Amerorchis rotundifolia (Banks ex Pursh) Hultn

Photo: Small Round-leaved Orchis in flower

Small Round-leaved Orchis

Habitat: Mossy calcareous swamps and woods. [Forested wetland; Open wetland, not coastal nor rivershore (non-forested, wetland)]

Range: Circumboreal, south to northern New England, Wisconsin, Minnesota, and Montana.

Aids to Identification: This orchid is identified by a spike of 2-6 rose colored flowers, each 13-15 mm long. Each flower has a white lip spotted with purple (see illustration). The single basal leaf is oval or round and 4-11 cm long.

Photo: Small Round-leaved Orchis in flower growing in Sphagnum moss

Ecological characteristics: Circumboreal species, usually found in association with cedar.

Phenology: Flowers June - July.

Family: Orchidaceae

Synonyms: Galearis rotundifolia (Banks ex Pursh) R.M. Bateman; Habenaria rotundifolia (Banks ex Pursh) Richards.; Orchis rotundifolia Banks ex Pursh.

Known Distribution in Maine: This rare plant has been documented from a total of 12 town(s) in the following county(ies): Aroostook, Piscataquis.

Photo: Flowers of Small Round-leaved Orchis

Reason(s) for rarity: At southern limit of range; scarcity of calcareous habitat.

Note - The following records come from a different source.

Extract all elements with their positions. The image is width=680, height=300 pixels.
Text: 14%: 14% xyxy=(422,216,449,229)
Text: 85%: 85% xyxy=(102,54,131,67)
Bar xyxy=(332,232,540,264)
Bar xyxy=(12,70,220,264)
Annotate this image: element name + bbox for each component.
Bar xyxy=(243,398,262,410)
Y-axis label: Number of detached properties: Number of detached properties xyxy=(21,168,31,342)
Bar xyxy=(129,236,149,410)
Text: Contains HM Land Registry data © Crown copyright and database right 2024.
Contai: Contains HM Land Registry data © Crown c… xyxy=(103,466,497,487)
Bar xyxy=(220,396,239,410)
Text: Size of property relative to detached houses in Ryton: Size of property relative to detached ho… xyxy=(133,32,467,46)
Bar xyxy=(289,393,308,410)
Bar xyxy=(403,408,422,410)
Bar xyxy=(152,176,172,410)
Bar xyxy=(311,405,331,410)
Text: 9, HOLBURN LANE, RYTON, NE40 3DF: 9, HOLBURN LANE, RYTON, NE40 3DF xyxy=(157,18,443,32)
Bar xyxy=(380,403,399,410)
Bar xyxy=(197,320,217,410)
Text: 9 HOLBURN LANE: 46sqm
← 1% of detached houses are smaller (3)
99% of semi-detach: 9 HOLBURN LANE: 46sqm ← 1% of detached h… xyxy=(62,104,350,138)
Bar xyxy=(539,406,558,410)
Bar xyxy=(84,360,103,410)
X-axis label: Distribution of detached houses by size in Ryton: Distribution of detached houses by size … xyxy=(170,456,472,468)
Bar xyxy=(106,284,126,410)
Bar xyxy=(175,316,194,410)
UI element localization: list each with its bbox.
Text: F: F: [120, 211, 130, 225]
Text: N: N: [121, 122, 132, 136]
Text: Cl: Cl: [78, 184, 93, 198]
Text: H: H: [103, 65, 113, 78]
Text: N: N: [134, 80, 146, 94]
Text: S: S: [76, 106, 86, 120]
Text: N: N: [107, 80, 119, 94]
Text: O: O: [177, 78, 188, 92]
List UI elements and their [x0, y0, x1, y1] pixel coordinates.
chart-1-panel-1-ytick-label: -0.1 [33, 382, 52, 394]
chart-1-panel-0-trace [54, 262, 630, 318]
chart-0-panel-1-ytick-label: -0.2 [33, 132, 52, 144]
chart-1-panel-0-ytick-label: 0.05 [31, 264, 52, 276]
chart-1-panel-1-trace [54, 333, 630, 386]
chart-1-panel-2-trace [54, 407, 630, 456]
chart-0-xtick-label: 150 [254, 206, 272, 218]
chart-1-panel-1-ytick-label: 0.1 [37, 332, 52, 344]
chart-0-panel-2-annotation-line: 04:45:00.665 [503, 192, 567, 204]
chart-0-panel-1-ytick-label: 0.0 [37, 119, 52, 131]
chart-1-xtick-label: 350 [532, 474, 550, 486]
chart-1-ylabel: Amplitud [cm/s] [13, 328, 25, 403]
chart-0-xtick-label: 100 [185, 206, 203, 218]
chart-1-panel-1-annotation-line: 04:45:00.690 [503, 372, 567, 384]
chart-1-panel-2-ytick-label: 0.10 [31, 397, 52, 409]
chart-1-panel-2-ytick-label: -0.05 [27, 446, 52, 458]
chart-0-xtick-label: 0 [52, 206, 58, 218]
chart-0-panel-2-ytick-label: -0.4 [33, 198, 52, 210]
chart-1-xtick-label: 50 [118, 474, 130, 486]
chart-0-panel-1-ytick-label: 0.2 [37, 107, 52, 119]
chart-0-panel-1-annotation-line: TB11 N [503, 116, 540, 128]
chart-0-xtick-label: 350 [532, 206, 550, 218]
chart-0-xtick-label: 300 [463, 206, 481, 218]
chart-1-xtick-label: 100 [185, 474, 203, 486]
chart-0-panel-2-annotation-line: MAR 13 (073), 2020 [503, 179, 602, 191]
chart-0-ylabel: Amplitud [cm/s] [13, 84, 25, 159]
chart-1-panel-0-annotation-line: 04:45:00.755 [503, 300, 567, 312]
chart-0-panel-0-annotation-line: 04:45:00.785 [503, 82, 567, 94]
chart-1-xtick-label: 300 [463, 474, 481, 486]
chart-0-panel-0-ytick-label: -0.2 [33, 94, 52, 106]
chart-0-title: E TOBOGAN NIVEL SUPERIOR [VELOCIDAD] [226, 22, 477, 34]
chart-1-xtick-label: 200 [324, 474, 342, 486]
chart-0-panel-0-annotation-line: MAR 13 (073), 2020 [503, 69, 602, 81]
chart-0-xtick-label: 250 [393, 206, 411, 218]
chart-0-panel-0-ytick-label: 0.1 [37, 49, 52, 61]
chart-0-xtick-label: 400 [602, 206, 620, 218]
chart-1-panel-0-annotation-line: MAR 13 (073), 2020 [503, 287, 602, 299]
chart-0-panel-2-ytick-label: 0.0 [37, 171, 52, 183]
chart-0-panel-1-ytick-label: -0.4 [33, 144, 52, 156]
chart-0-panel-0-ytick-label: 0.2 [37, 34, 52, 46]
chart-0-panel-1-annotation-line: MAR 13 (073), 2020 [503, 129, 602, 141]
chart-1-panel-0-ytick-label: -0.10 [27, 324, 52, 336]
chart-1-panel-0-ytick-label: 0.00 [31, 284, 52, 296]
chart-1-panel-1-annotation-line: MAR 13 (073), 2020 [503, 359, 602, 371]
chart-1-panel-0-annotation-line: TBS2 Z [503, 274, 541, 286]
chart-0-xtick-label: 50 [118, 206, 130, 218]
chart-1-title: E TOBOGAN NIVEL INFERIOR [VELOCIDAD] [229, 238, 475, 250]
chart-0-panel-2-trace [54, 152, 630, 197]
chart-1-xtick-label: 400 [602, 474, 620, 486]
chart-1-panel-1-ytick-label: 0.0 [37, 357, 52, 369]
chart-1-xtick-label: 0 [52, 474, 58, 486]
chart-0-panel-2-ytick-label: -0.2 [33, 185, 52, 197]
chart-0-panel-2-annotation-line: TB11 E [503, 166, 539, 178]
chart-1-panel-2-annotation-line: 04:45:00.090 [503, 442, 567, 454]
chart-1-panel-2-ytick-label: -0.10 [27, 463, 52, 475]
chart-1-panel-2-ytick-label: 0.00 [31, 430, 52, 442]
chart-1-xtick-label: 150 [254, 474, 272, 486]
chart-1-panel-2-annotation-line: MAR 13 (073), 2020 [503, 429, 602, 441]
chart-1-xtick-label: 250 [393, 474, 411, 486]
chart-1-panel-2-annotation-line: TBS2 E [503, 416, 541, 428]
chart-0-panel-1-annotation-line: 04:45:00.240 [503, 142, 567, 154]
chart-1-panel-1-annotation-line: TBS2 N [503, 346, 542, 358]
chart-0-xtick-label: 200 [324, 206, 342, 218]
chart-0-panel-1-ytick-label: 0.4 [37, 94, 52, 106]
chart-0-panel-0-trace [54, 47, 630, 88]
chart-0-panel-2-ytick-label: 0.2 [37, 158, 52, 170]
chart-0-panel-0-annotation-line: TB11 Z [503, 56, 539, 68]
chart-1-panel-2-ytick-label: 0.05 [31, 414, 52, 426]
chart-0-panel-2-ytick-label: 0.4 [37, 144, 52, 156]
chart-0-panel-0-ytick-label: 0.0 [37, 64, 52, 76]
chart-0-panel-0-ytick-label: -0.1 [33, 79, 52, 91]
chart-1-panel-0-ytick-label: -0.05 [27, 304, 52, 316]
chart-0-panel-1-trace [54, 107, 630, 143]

Conservation considerations: Logging in the cedar bogs in which this orchid is found may, if properly conducted, not be harmful to the plant. Partial canopy removal could provide increased light to mimic the natural openings in which the plant is usually found. Complete canopy removal, however, would likely bring more drastic habitat changes that could be detrimental. Orchids are popular among some speciality gardeners, and populations of this species are vulnerable to unscrupulous or uneducated collectors . Plants dug from the wild usually do not survive; more importantly, removing these plants harms the natural population and may cause its eventual disappearance. This plant has not been successfully propagated, and any plants offered for sale have almost certainly been dug from the wild.